The figures were short of the +0.4% increase expected and August’s revisions were too small to make an impact. The AUD dropped immediately from 77.15 U.S cents to 76.90 U.S cents while 3 year and 10 year bond yields also fell quickly. 3 year bonds ended the day down 7bps at 1.93% while 10 year bonds finished 8.5bps lower at 2.59%.

U.K. begins rate rises

02 November 2017

In a move which was widely anticipated, the Bank of England has announced it has raised its official rate by 0.25% to 0.50%. It is the first increase in Britain’s official interest rate since July 2007.

The Bank’s Monetary Policy Committee (MPC) determines the interest rate and it comprises nine members, of which four are external to the BoE. The MPC vote was 7-2 in favour of an increase in the U.K. official interest rate, known as “Bank Rate”.

According to the minutes of the meeting, unemployment is at “42-year low and the MPC judges that the level of remaining slack is limited.” However, there is a sting in the tail. The MPC expects GDP to grow “just above its reduced rate of potential.”

The BoE has consistently pointed to uncertainties surrounding Brexit and its negotiations since the 2016 vote and it repeated these concerns again in its statement. “There remain considerable risks to the outlook, which include the response of households, businesses and financial markets to developments related to the process of EU withdrawal.”

Fed holds, December increase “all clear”

01 November 2017

The November meeting of the U.S. Fed’s Open Market Committee (FOMC) was expected to keep the federal funds rate range unchanged at 1.00% to 1.25% and to do little else. The decision to leave the rate “came and went with little fanfare” as Westpac economist Elliott Clarke put it as he said markets “had already priced in a December rate hike, and the result of this meeting did not argue against that view.”

ANZ Head of FX strategy, Daniel Been agreed. He said the statement which was released after the meeting flagged another rate rise from the Fed at its December meeting. “Overall, the statement is likely to be seen as providing the all clear for a rate hike next month, although the market was effectively all on board with that view anyway, with a hike around 80% priced ahead of today’s statement.”

Economists in general pointed to a subtle change of language in the statement. As Clarke noted, “The most salient change in the decision statement is arguably the upgrading of the growth view”. The Fed statement referred to economic activity as “rising at a solid rate despite hurricane-related disruptions” rather than the previous statement’s description of “rising moderately so far this year”.

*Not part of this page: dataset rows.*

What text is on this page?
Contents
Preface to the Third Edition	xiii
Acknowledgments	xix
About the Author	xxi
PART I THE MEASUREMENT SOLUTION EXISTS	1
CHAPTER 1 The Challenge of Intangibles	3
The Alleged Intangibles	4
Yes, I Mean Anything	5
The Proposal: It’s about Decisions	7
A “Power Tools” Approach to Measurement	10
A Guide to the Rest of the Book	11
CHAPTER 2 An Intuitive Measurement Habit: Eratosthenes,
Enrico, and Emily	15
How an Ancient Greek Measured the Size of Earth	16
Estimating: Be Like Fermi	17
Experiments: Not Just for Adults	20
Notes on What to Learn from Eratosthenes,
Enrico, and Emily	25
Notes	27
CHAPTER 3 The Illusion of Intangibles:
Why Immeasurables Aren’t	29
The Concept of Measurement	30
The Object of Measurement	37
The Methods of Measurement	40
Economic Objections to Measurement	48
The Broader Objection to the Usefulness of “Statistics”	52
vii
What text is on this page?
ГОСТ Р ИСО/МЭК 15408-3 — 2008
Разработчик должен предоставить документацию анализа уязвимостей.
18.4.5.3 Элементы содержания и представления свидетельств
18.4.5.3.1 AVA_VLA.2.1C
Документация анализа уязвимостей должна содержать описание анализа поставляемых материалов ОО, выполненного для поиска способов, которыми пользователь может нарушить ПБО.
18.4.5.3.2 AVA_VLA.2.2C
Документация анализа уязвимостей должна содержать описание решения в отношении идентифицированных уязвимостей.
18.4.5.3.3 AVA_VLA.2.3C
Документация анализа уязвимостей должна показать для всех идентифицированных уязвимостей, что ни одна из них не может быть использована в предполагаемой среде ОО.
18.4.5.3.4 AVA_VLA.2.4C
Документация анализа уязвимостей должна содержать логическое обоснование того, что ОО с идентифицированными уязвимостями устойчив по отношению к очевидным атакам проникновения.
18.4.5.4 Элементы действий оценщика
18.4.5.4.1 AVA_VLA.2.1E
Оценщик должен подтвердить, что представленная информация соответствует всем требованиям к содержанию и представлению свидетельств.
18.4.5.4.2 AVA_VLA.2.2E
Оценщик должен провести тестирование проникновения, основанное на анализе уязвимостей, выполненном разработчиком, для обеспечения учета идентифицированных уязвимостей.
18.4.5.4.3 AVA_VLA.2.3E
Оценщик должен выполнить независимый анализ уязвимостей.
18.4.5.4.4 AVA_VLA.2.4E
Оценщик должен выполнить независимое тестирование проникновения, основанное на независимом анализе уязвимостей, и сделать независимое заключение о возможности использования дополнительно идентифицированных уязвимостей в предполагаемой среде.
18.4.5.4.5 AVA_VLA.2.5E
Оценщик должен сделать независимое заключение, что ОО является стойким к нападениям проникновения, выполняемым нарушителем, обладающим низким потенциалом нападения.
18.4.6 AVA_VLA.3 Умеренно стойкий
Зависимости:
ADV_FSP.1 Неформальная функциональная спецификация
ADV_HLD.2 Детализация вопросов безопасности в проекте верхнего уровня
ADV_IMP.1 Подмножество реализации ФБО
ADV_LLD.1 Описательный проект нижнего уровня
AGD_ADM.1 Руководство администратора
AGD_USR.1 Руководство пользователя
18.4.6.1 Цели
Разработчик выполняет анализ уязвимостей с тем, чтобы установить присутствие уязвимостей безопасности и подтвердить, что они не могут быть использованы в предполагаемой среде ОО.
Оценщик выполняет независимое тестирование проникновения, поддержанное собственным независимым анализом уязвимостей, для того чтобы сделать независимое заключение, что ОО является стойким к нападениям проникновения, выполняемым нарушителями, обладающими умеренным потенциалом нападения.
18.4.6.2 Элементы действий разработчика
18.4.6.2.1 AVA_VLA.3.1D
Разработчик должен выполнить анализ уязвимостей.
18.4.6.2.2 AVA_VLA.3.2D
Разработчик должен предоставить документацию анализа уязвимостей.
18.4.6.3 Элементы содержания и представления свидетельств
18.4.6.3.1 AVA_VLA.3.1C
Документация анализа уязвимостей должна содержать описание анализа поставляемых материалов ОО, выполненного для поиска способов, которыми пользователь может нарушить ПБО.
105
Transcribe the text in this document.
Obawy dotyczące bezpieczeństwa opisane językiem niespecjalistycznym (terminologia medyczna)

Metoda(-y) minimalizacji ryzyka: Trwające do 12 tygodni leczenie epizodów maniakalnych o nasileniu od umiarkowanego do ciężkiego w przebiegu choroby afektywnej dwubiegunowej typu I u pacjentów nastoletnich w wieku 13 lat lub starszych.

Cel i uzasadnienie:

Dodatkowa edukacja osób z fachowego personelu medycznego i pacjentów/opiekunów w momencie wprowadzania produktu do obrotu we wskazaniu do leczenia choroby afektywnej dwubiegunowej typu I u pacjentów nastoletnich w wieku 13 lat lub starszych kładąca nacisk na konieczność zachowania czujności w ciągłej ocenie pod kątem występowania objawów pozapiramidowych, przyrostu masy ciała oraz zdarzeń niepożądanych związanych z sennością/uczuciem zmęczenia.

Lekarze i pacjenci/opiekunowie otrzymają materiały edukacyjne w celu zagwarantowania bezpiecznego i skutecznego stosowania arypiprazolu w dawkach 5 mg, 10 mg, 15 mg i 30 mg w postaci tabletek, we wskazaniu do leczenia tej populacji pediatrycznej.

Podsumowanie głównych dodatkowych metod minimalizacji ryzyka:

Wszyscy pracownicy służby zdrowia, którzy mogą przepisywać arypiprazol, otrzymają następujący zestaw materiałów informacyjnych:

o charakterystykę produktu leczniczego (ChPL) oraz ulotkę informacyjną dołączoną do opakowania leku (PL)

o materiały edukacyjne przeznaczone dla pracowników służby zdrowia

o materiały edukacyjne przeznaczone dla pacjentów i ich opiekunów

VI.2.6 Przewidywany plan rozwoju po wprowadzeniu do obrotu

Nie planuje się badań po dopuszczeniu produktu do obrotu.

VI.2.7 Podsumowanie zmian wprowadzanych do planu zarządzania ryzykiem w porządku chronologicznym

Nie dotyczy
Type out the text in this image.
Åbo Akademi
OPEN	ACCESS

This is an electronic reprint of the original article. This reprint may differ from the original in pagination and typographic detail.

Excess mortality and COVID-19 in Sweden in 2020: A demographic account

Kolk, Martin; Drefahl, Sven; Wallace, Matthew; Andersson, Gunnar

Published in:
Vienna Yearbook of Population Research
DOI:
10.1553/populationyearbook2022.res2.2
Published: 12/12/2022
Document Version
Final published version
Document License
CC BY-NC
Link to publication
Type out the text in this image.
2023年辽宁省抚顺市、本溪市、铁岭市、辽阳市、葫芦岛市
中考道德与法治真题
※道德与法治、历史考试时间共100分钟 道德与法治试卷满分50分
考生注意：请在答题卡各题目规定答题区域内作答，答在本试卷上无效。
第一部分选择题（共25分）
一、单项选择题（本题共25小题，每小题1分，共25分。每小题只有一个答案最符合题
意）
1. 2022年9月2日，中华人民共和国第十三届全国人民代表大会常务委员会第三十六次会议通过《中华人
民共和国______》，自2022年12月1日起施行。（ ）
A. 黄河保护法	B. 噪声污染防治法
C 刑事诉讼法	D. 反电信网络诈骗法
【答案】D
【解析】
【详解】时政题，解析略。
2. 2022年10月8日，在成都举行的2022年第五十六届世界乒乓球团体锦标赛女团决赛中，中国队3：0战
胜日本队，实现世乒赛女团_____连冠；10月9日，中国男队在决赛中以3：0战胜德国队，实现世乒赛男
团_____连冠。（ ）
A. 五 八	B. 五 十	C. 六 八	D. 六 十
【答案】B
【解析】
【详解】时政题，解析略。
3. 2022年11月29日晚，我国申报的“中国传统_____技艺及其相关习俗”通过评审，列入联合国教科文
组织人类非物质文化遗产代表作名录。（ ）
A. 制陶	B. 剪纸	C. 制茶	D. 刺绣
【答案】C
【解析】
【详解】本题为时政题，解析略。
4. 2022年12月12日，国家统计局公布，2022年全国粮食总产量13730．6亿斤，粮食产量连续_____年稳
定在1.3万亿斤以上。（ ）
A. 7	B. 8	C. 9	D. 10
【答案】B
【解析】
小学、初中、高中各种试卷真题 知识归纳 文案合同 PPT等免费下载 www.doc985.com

Favoured inflation measure stagnant

30 October 2017

One of the U.S. Fed’s favoured measures of inflation is core personal consumption expenditure (PCE). The core version of consumer spending strips out energy and food components, which are volatile from month to month, in an attempt to identify the prevailing trend. It’s not the only measure of inflation used; the Fed also tracks the Consumer Price Index (CPI) and Producer Price Index (PPI) from the Department of Labor.

The latest PCE figures have been published by the Bureau of Economic Analysis as part of the September figures for personal income and expenditures report. At 0.1% for the month, core PCE inflation was in line with the market’s expectation. On an annual basis, it was steady at 1.3%. July’s comparable annual figure was 1.4% and June’s was 1.5%.